Got the official Ninja Turtle trash can (though it’s plastic and a crime against nature that it’s not made of tin.)
I love the Mech Wrekker figure because it combines reissues of figures that were originally released in 1988 and 2003 into one bizarre package. It’s the kind of toy I dream about.
Speaking of the kinds of toys I dream about:
A Kraang Fishing Game! Whoever came up with idea is a genius. I actually haven’t opened a single package my Nickelodeon-era Turtles collection, but there’s no way I’m not cracking this open and playing it.
The wife’s parents gave me a massive chocolate Santa. They were really excited about it. It’s almost more of a work of art than it is a piece of candy. And by piece of candy, I mean approximately 200 servings of candy. I’ve got the carving knife ready. I guess this is their way of saying they know their daughter will unconditionally love me, even after I gain three hundred pounds.
I also got the Wii U from the wife’s parents. I haven’t paid much mind to the Wii U since it came out last year, but curiosity got the best of me. It comes prepackaged with two Mario games, plus there are new versions of Mario Kart, Donkey Kong, and Super Smash Bros coming out in the next six months. It’s really just a Wii in HD, but the more you think about it, the more it seems worth it. And it comes with a Game Gear. (Or a tablet controller. Or whatever that thing is.)
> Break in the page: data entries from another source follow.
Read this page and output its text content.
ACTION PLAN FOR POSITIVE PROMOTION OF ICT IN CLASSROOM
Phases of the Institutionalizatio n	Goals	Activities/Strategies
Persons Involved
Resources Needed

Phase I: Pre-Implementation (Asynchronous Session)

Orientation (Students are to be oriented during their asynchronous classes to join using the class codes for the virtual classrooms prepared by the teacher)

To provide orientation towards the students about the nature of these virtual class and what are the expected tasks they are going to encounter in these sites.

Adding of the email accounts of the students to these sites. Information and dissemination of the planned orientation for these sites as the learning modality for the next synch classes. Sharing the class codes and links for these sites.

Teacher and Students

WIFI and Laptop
The wife got me a Transformers Beast Wars figure. I was a little miffed at first, given my lack of a Transformers collection, and absolutely no context or knowledge of this mid-nineties iteration of Transformers. Buy hey, it is a gigantic centipede figure. I think we can all get down with that.
This was just a stocking stuffer from the wife, but I feel I really need to spread of the Gospel of Takis. Takis are the greatest snackfood there is.
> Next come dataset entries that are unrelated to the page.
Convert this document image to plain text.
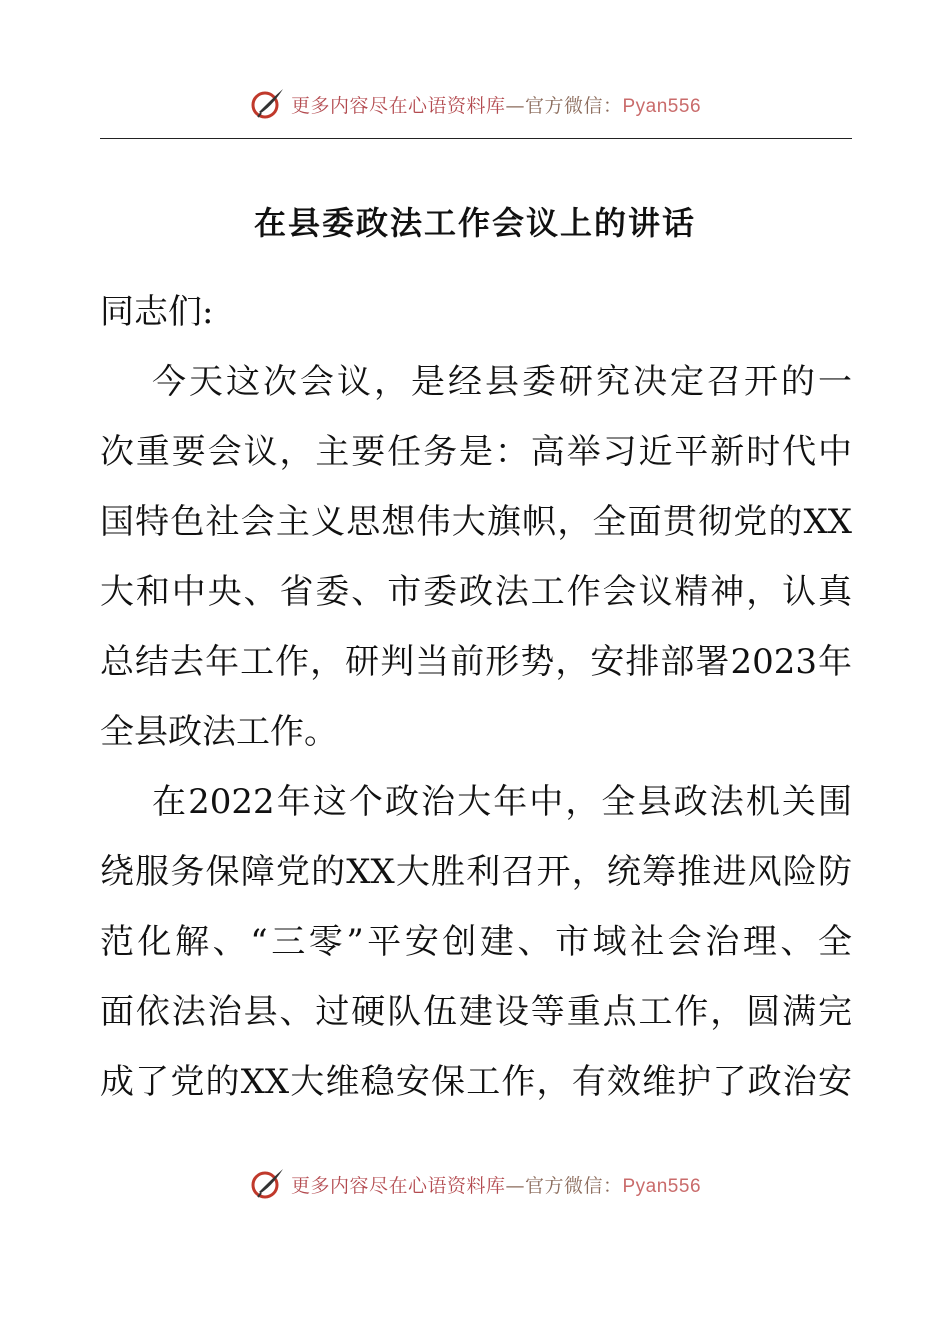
更多内容尽在心语资料库—官方微信：Pyan556
在县委政法工作会议上的讲话
同志们:
今天这次会议，是经县委研究决定召开的一
次重要会议，主要任务是：高举习近平新时代中
国特色社会主义思想伟大旗帜，全面贯彻党的XX
大和中央、省委、市委政法工作会议精神，认真
总结去年工作，研判当前形势，安排部署2023年
全县政法工作。
在2022年这个政治大年中，全县政法机关围
绕服务保障党的XX大胜利召开，统筹推进风险防
范化解、“三零”平安创建、市域社会治理、全
面依法治县、过硬队伍建设等重点工作，圆满完
成了党的XX大维稳安保工作，有效维护了政治安
更多内容尽在心语资料库—官方微信：Pyan556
Also check out this shirt I got. Pac-Man crossing Abbey Road. Perfect.
Finally, a reader sent me pirate Shrinky Dinks:
I had no idea Shrinky Dinks still existed. Pirate Shrinky Dinks rule, and they uplifted my spirits a little bit on one of these dark days I’ve been having. So thank you. And thank you to lots and lots of you — I’ve received so many thoughtful comments on the blog and touching emails. It has all helped me. Every kind word has been a life raft. It won’t get me back to land right away, but it helps to keep me afloat just a little longer.